3D printing is a type of additive manufacturing that can be used to rapidly fabricate components with highly customizable geometries, most typically using a layer-by-layer fabrication process. 3D printing is rapidly attracting growing interest from both the scientific research community and from those in manufacturing1,2 because of its potential for enabling low-cost, highly flexible, low- and mid-scale manufacturing. Thermoplastic materials, which can be melted and formed again into intended shapes, are currently one of the most commonly used materials in 3D printing. While these materials have gained widespread use in the production of prototypes, they typically lack the thermal, chemical, and mechanical stability required for use in the functional or load-bearing components required for industrial applications.2
Fiber-reinforced plastics (FRP) have recently gained attention for their potential use in 3D printing to enhance the mechanical strength and elasticity of manufactured parts.3-4 These composite materials can match the strength of many metals but at much lighter weight. In particular, the addition of carbon fibers to plastic resins is becoming a widely used strategy to enhance the mechanical properties of 3D printed parts.
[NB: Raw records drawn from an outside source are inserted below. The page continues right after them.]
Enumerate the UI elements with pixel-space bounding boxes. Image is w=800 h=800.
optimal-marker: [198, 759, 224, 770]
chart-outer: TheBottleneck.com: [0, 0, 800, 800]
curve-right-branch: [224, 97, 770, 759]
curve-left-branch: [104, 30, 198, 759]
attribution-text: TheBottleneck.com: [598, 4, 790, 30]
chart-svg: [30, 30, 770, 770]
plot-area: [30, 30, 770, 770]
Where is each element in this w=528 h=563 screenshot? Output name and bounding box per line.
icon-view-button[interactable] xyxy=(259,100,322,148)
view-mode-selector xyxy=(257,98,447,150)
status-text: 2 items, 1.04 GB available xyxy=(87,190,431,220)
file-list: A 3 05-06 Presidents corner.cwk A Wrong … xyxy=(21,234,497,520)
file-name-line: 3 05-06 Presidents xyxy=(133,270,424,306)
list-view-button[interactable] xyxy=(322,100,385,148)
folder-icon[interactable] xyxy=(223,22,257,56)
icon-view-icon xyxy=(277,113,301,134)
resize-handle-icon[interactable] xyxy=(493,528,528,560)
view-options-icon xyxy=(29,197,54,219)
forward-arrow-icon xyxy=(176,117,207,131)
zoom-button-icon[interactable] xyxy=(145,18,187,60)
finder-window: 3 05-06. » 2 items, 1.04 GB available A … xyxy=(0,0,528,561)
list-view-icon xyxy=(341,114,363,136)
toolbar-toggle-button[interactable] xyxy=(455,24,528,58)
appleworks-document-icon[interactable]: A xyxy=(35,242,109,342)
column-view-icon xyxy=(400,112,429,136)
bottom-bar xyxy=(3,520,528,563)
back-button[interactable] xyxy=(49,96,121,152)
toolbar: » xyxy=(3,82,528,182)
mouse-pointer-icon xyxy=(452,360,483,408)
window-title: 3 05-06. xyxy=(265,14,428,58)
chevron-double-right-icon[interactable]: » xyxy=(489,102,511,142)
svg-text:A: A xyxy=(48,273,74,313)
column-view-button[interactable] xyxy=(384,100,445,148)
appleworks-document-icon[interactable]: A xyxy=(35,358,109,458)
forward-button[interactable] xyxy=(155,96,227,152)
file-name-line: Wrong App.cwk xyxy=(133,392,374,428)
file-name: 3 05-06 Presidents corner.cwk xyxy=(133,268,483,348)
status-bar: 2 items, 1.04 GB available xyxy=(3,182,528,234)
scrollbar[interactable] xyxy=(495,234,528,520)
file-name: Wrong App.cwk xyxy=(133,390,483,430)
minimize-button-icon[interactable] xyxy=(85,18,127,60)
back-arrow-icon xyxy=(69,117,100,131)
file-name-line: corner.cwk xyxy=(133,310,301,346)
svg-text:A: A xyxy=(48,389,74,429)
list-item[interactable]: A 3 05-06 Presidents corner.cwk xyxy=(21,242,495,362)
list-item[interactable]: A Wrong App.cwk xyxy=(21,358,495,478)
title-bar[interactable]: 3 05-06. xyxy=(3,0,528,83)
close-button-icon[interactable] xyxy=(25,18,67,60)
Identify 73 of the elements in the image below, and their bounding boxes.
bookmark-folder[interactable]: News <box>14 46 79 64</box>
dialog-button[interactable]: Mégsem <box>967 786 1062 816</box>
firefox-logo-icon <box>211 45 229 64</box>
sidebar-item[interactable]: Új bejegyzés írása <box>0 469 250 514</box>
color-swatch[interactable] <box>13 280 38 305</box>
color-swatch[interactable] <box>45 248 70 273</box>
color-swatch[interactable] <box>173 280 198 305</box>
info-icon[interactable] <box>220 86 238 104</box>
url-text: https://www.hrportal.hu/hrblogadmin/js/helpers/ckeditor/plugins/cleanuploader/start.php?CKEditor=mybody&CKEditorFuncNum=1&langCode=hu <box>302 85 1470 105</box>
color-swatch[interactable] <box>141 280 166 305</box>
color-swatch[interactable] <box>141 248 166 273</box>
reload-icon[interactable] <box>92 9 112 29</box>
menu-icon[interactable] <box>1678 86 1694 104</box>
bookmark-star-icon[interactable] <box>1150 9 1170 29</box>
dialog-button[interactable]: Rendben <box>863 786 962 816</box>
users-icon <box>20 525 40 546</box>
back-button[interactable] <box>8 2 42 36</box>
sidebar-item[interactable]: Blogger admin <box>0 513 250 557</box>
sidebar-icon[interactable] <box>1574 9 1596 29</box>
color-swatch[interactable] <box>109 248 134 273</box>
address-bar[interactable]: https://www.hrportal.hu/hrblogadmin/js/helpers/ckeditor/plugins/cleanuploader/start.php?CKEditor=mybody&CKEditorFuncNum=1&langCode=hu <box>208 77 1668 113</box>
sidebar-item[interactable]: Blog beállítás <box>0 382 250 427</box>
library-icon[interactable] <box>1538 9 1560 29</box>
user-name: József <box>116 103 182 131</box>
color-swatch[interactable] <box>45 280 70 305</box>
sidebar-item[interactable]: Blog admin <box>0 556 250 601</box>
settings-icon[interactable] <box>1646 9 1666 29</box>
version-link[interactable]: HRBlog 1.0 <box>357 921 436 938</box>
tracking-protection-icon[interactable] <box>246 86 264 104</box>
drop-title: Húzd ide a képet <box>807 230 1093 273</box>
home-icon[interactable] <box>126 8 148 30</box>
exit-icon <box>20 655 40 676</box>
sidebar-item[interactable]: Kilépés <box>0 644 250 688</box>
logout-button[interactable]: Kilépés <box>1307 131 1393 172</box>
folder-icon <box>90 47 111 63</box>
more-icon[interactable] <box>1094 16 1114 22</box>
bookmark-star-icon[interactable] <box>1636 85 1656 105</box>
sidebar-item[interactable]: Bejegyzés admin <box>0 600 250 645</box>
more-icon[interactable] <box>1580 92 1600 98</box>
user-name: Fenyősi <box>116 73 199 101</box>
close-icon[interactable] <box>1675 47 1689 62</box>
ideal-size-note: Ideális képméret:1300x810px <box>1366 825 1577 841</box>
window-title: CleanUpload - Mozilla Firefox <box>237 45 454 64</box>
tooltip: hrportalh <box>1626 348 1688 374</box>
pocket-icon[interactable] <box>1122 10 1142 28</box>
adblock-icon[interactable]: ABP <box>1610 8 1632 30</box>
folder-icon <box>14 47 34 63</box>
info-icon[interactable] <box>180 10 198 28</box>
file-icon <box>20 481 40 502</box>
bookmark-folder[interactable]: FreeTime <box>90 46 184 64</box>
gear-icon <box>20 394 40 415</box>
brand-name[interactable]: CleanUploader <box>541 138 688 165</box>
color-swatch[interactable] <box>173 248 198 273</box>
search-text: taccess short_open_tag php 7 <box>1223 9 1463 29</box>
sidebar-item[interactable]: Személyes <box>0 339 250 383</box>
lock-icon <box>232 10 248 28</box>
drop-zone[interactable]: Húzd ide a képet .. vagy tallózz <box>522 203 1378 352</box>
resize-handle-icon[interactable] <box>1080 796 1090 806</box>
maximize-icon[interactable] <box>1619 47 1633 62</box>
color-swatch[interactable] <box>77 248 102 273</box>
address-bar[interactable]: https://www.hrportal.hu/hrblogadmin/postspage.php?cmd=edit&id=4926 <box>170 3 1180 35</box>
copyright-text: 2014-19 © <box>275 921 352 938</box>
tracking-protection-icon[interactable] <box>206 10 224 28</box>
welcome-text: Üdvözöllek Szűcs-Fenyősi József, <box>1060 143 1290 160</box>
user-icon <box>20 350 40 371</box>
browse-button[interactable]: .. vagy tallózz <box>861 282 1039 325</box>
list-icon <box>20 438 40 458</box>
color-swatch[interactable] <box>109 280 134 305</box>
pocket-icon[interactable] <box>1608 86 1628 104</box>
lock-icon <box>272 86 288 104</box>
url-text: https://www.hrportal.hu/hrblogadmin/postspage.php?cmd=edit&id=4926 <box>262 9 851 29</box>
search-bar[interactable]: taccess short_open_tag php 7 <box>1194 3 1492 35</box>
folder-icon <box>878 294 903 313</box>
A number of companies are already commercializing 3D printers and printable materials dedicated to producing carbon fiber-reinforced composite parts for customers in various industries.5 Currently, 3D printed parts made out of carbon fiber-reinforced composites are used in the design and construction of race cars, drones, high performance sporting equipment, and many other applications that require lightweight but strong materials to boost product performance.5,6
Fused Deposition Modeling (FDM) and Selective Laser Sintering (SLS) are two 3D printing processes that are widely used to create functional parts using carbon fiber-reinforced materials as feedstock. FDM is a process that builds plastic parts using layer-by-layer extrusion of heated filament materials (Figure 1a).7 SLS, on the other hand, is a process to fabricate parts by building successive layers made out of laser sintered powder materials (Figure 1b).8 Depending on the processing conditions and design requirements of the finished parts, post-process treatments such as heating can be required.7
Figure 1.a) Illustration of FDM process, b) Illustration of SLS process
Depending on the design requirements of the finished products and research interests, different types of plastic resins, and carbon fibers can be selected to make composite materials suitable for 3D printing.
The mechanical strength of the finished product is heavily influenced by the types of plastic resin selected, as well as the length and loading of the carbon fibers.7,8 For example, researchers have reported using carbon fibers (150 µm/ 100 µm) as reinforcing materials to improve the mechanical strength of ABS thermoplastics. The resulting composite, with 5 wt% carbon fibers, showed >20% increase in Young’s modulus and tensile strength.7
Carbon nanomaterials, such as carbon nanotubes and graphene, have unique physical and chemical properties that can enhance the tensile strength and thermal stability of plastic materials.9
To render the composite materials suitable for the FDM process, carbon fiber and plastic resin pellets are compounded in a blender/mixer to produce a mixture of carbon fiber and plastic resin. Next, the mixture is fed into an extruder to produce the filament used in the FDM process (Figure 2a).7 To prepare materials for the SLS process, carbon fiber and plastic resin materials are first dissolved in an organic solvent to make a homogeneous mixture. This solvent is then removed to precipitate out the powder, which is composed of carbon fiber and plastics. The powder is further crushed and milled before it is used in the SLS process (Figure 2b).8
Figure 2.a) Illustration of materials preparation for the FDM process, b) Illustration of materials preparation for the SLS process.